El escritor chileno, Julio Gálvez Barraza, destacado especialista en la historia del Winnipeg, escribe:
Los inmigrados organizaron o reorganizaron la pesca del atún, la pesca del camarón e, incluso, varios de ellos derivaron en la industria conservera, con lo que abrieron otros caminos que dieron grandes beneficios y contribuyeron a mejorar la economía del país.
La industria del mueble fue otro de los oficios que se enriqueció con la llegada de los republicanos españoles. Hasta nuestros días en Chile perduran industrias como «Muebles Sur», creada en 1942 por Cristián Aguadé, Claudio Tarragó y Germán Rodríguez Arias. Los primeros muebles fueron confeccionados de forma casi artesanal en el patio de la casa de Claudio Tarragó. Antes de tres años la empresa ya estaba consolidada y en 1947 ya habrían la primera sucursal en el puerto de Valparaíso. El arquitecto Rodríguez Arias fue un verdadero visionario, hizo los primeros diseños para la nueva empresa y creó toda una línea de muebles en madera de pino, madera barata, abundante y de poco uso en el Chile de esos tiempos. Luego diseñó «La Chascona», la mítica casa de Pablo Neruda a los pies del cerro San Cristóbal en Santiago.

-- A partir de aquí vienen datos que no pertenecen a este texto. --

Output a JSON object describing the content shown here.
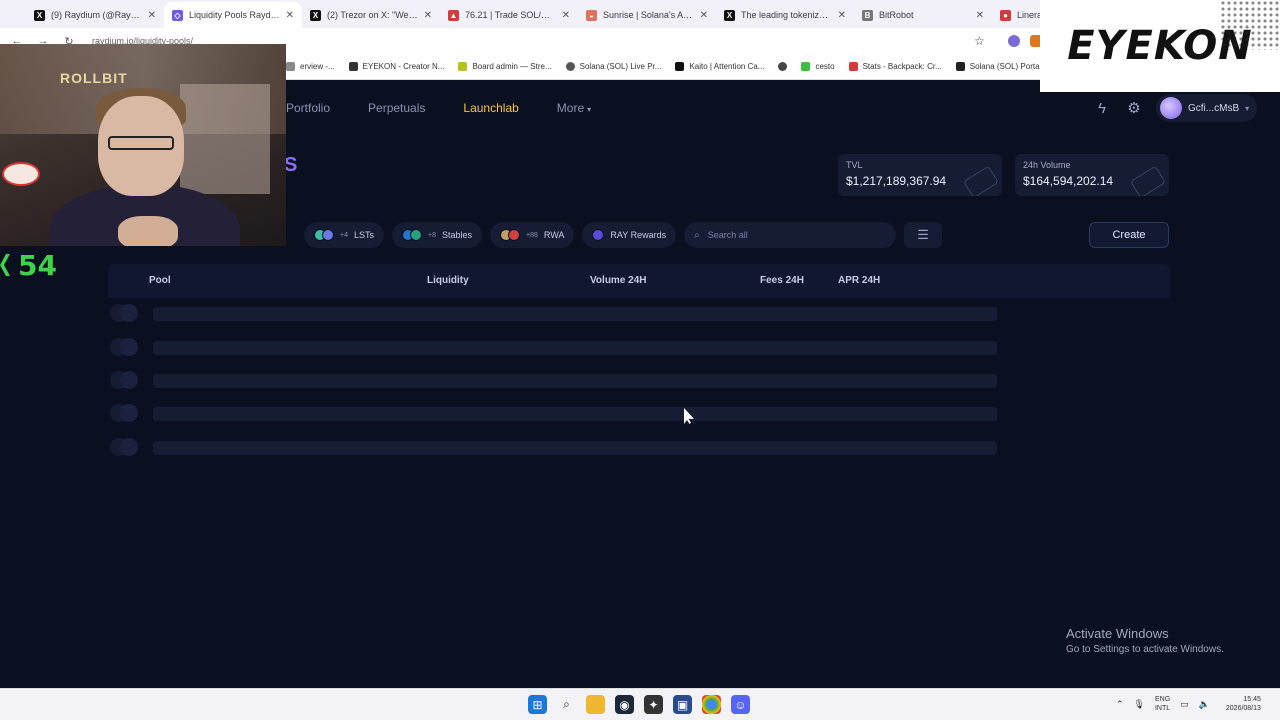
{
  "browser": {
    "tabs": [
      {
        "title": "(9) Raydium (@Raydium)",
        "favicon": "x-logo",
        "color": "#111111"
      },
      {
        "title": "Liquidity Pools Raydium",
        "favicon": "raydium-logo",
        "color": "#6c5ce7",
        "active": true
      },
      {
        "title": "(2) Trezor on X: \"We have",
        "favicon": "x-logo",
        "color": "#111111"
      },
      {
        "title": "76.21 | Trade SOL/USD",
        "favicon": "alert-logo",
        "color": "#d33a3a"
      },
      {
        "title": "Sunrise | Solana's Asset G",
        "favicon": "sunrise-logo",
        "color": "#e07060"
      },
      {
        "title": "The leading tokenization",
        "favicon": "x-logo",
        "color": "#111111"
      },
      {
        "title": "BitRobot",
        "favicon": "bitrobot-logo",
        "color": "#777777"
      },
      {
        "title": "Linera",
        "favicon": "linera-logo",
        "color": "#d33a3a"
      }
    ],
    "url": "raydium.io/liquidity-pools/",
    "bookmarks": [
      {
        "label": "erview -...",
        "color": "#888888"
      },
      {
        "label": "EYEKON - Creator N...",
        "color": "#333333"
      },
      {
        "label": "Board admin — Stre...",
        "color": "#b8c020"
      },
      {
        "label": "Solana (SOL) Live Pr...",
        "color": "#555555"
      },
      {
        "label": "Kaito | Attention Ca...",
        "color": "#111111"
      },
      {
        "label": "",
        "color": "#444444"
      },
      {
        "label": "cesto",
        "color": "#3bbf3b"
      },
      {
        "label": "Stats - Backpack: Cr...",
        "color": "#d33a3a"
      },
      {
        "label": "Solana (SOL) Portal...",
        "color": "#222222"
      }
    ]
  },
  "overlay": {
    "brand": "EYEKON",
    "counter": "54",
    "webcam_sign": "ROLLBIT"
  },
  "nav": {
    "items": [
      "Portfolio",
      "Perpetuals",
      "Launchlab",
      "More"
    ],
    "wallet": "Gcfi...cMsB"
  },
  "heading_fragment": "S",
  "stats": {
    "tvl_label": "TVL",
    "tvl_value": "$1,217,189,367.94",
    "volume_label": "24h Volume",
    "volume_value": "$164,594,202.14"
  },
  "filters": {
    "lsts_label": "LSTs",
    "lsts_more": "+4",
    "stables_label": "Stables",
    "stables_more": "+8",
    "rwa_label": "RWA",
    "rwa_more": "+88",
    "ray_label": "RAY Rewards",
    "search_placeholder": "Search all"
  },
  "create_label": "Create",
  "table": {
    "columns": [
      "Pool",
      "Liquidity",
      "Volume 24H",
      "Fees 24H",
      "APR 24H"
    ],
    "skeleton_rows": 5
  },
  "windows": {
    "activate_title": "Activate Windows",
    "activate_sub": "Go to Settings to activate Windows."
  },
  "taskbar": {
    "lang1": "ENG",
    "lang2": "INTL",
    "time": "15:45",
    "date": "2026/08/13"
  },
  "colors": {
    "accent_launchlab": "#ffc23d",
    "counter_green": "#3fd24a",
    "heading_purple": "#8a6cff"
  }
}
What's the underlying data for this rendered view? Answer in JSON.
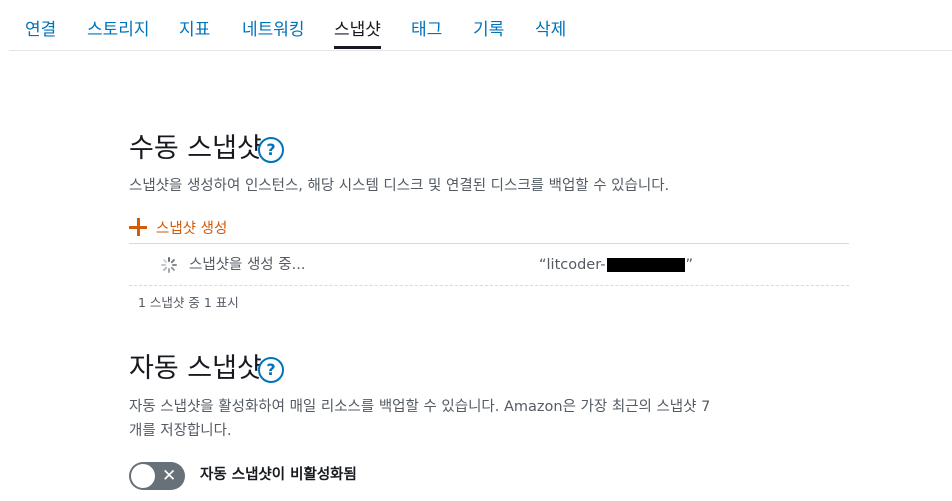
{
  "tabs": [
    {
      "label": "연결",
      "active": false
    },
    {
      "label": "스토리지",
      "active": false
    },
    {
      "label": "지표",
      "active": false
    },
    {
      "label": "네트워킹",
      "active": false
    },
    {
      "label": "스냅샷",
      "active": true
    },
    {
      "label": "태그",
      "active": false
    },
    {
      "label": "기록",
      "active": false
    },
    {
      "label": "삭제",
      "active": false
    }
  ],
  "manual": {
    "title": "수동 스냅샷",
    "help_glyph": "?",
    "description": "스냅샷을 생성하여 인스턴스, 해당 시스템 디스크 및 연결된 디스크를 백업할 수 있습니다.",
    "create_label": "스냅샷 생성",
    "row": {
      "status": "스냅샷을 생성 중...",
      "name_prefix": "“litcoder-",
      "name_suffix": "”"
    },
    "count_text": "1 스냅샷 중 1 표시"
  },
  "automatic": {
    "title": "자동 스냅샷",
    "help_glyph": "?",
    "description_line1": "자동 스냅샷을 활성화하여 매일 리소스를 백업할 수 있습니다. Amazon은 가장 최근의 스냅샷 7",
    "description_line2": "개를 저장합니다.",
    "toggle_label": "자동 스냅샷이 비활성화됨",
    "toggle_enabled": false
  },
  "colors": {
    "link": "#0073bb",
    "accent": "#d45b07",
    "toggle_off": "#687078"
  },
  "icons": {
    "help": "help-icon",
    "plus": "plus-icon",
    "spinner": "loading-spinner-icon",
    "toggle_x": "close-icon"
  }
}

Oficios como la talla en madera, la marquetería y otras especialidades que convierten a la madera no sólo en funcionales muebles sino en verdaderas obras de arte, también crearon escuela debido al aporte de los artesanos españoles. Igualmente en la ingeniería observamos la contribución de los pasajeros del «Winnipeg» en las obras públicas de este país. Un ejemplo de ello es el proyecto y la construcción del puerto de la ciudad de Arica. Entre los diversos testimonios de pasajeros del barco, hay varios de ellos que describen la nortina ciudad, -primera escala en Chile-, como un peladero en el que no había ni muelle.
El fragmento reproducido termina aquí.